Mas, e como este blogue não pretende falar do presente mas sim do passado, voltemos ao Eng. Teles Ferreira e ao trabalho que ele teve durante anos a fio para que hoje todos nos pudéssemos quase que hipnotizar com a simples observação de uma aguarela da sua planta e perdermo-nos nos pormenores que ela nos mostra de um mundo que já não existe.
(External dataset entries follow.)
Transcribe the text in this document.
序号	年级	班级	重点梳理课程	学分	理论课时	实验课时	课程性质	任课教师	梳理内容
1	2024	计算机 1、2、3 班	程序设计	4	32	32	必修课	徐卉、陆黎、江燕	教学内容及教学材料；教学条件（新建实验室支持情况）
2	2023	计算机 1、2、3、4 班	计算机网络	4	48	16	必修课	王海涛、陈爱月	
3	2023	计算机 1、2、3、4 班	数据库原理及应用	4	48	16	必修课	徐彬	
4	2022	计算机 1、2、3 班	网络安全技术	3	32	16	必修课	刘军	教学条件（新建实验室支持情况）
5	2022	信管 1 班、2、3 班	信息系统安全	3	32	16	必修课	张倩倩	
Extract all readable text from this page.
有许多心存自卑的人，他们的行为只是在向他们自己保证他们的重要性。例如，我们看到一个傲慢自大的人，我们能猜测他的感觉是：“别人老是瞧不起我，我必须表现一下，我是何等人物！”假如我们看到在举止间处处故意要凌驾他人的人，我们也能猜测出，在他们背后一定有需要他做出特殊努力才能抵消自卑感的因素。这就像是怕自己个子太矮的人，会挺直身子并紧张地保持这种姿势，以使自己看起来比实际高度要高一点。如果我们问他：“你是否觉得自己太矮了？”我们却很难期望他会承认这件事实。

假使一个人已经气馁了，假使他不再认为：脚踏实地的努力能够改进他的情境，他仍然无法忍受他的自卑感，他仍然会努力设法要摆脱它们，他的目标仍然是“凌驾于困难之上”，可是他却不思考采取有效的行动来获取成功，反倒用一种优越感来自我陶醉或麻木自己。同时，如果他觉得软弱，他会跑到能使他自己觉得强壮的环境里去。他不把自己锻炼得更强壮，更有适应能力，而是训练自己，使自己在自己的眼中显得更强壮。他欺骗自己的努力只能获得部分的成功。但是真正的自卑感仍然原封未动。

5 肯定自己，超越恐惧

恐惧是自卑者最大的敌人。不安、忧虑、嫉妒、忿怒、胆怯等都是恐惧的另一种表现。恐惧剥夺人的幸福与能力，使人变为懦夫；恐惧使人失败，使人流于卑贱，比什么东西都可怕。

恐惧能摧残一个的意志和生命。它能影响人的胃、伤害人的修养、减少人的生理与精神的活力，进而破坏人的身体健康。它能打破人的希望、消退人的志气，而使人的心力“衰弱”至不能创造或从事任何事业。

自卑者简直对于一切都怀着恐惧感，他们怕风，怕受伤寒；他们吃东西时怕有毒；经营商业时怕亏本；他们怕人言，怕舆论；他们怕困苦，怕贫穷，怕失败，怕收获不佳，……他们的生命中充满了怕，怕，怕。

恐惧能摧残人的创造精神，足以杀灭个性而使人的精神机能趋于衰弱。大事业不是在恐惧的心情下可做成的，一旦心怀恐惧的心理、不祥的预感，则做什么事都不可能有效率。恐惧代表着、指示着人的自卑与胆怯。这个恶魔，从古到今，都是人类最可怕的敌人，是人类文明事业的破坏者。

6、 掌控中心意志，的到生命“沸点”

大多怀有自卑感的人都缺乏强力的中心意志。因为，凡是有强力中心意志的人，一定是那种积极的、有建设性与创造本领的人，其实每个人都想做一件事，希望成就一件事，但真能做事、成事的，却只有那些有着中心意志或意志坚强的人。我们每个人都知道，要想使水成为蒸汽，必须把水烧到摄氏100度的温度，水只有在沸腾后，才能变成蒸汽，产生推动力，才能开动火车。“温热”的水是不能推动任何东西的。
O que se vai ler abaixo é um relatório de Teles Ferreira por sua vez incorporado no Relatório da Comissão Municipal publicado em julho de 1893 (nesta época, a cada trimestre era produzido um relatório). É muito interessante para se conhecer melhor o que está por trás deste precioso auxiliar à gestão e planeamento citadino, e em complementaridade com a publicação que vos dei já a conhecer.

 

 

*

«Ilmo e Exmo. Sr.,

 

Devendo terminar em agosto próximo, a comissão de que fui encarregado, do levantamento da planta da cidade do Porto, cumpre-me levar ao conhecimento da Exma. Câmara o estado em que ficam estes trabalhos, e bem assim apresentar alguns alvitres, que julgo necessários para conservação deles, que representa a importante verba de reis 40:000$00 e que não havendo muita fiscalização, desaparecerão se não no todo pelo menos em grande parte.

 

A carta topográfica da cidade do Porto compõem-se de quatro cartas, cuja planimetria está completa, e todas as folhas numeradas e por mim chanceladas e seladas com o selo da Câmara, acondicionadas em pastas próprias.

 

Carta n. 1 - Minutas de campos, escala de 1:500; compõe-se de 464 folhas de 0,80x0,50, sem margens e coladas em pano para sua melhor conservação, e ligeiramente passadas a limpo.

 

Destas folhas são completas 360 com 3:600 hectares de levantamento e 104 incompletas com 400 hectares. Nestas folhas já algumas tem as cotas de nivel.

 

Carta número 2 - Carta a limpo, cópia fiel da antecedente, que se compõe igualmente de 464 folhas, mas com margens.

 

Esta carta está desenhada a cores, segundo as convenções topográficas adotadas na Escola do Exército, em papel Woltreman colado em pano.

 

Carta número 3 - Carta cadastral na escala de 1:2500, redução da número 1, com todos os detalhes, compõe-se de 24 folhas de 0,80x0,50 com nivelamento em algumas delas e todas desenhadas a nankin.

 

Carta número 4 - Carta de gabinete na escala de 1/5000 redução da número 3.

 

Esta que se vai gravar compõe-se de 6 folhas com detalhes por massas, igualmente desenhada a nankin.

 

Entendo que a carta número 2, salvo melhores determinações de V. Exa., deve ser entregue no Arquivo da Exma. Câmara, sem nunca dali sair sem ordem expressa de V. Exa. Esta carta é um documento oficial e autêntico do estado da cidade em 1892, muito útil em consultar em épocas futuras e um auxiliar importante em questões judiciais.

 

A carta número 4 vai ser entregue aos gravadores, e a sua reprodução de mil exemplares será um valioso auxiliar para atenuar o seu custo em talvez dois terços dele, se a venda for bem administrada e fiscalizada.

 

Restam as cartas número 1 e 3, que são as que devem ficar a cargo de empregados competentes, debaixo das ordens diretas do Exmo. Engenheiro. Estas cartas devem ficar resguardadas o mais possível, devendo tirar-se da carta número 1 uma cópia em papel tela para uso da repartição técnica.

 

Na carta número 1 devem ser lançadas dia a dia as diversas alterações que se vão dando na cidade tanto em ruas como em construções, e as cotas de nivelamento, como já têm muitas folhas; igualmente também estas cotas devem ser lançadas na carta número 3 para melhor se apreciar o seu conjunto.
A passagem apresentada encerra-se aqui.